As she grew up we both developed a love for nature, we learnt about it together and spent hours exploring our local park documenting and researching what we found there when we got home. I had a few relationships which enabled us to develop an interest in mountains and hill walking, which has accumulated in some pretty epic adventures – seeing rare British wildlife, mountaineering in the snow, outdoor swimming. I am not good at initiating conversation, but these experiences enable us to walk and talk and to build memories together as a unit. We’ve always shared these experiences together and learnt at the same time, which has felt particularly important. She’s just about to go away on her own to a conservation camp next week having won a competition to attend based on her writing about volunteering.

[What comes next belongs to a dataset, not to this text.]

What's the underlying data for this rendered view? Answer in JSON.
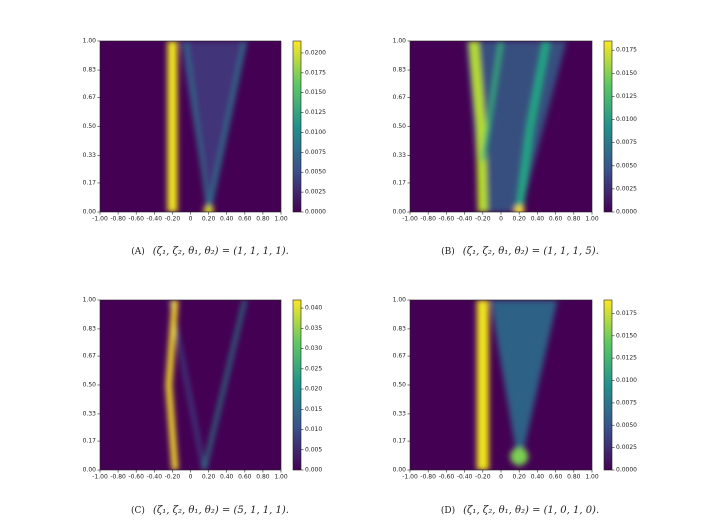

I regularly doubted my abilities to be a good parent, and often cried tears of frustration when I got things wrong or where times were hard. It’s actually felt quite helpful writing this blog post as it’s helped me to see that I did always try my best for my daughter, perhaps bringing her up in slightly unconventional way, but then that has made her the knowledgeable and interesting person she has grown up into. I feel like there could be more resources available, specifically to parents on the spectrum, because even if I had been offered parenting classes at the time they wouldn’t have been helpful – I was able to understand how to do the practical tasks through reading about them, it was the more abstract concepts of communication with others, managing emotions, social situations which were tricky and there don’t seem to be any books geared directly at autistic parents on this subject. Communication is something which is cropping up more now my daughter is a teenager so I will write a further post about growing up in due course. Once again I’d be interested to hear about the experiences of others on spectrum, particularly if you had your diagnosis prior to becoming a parent.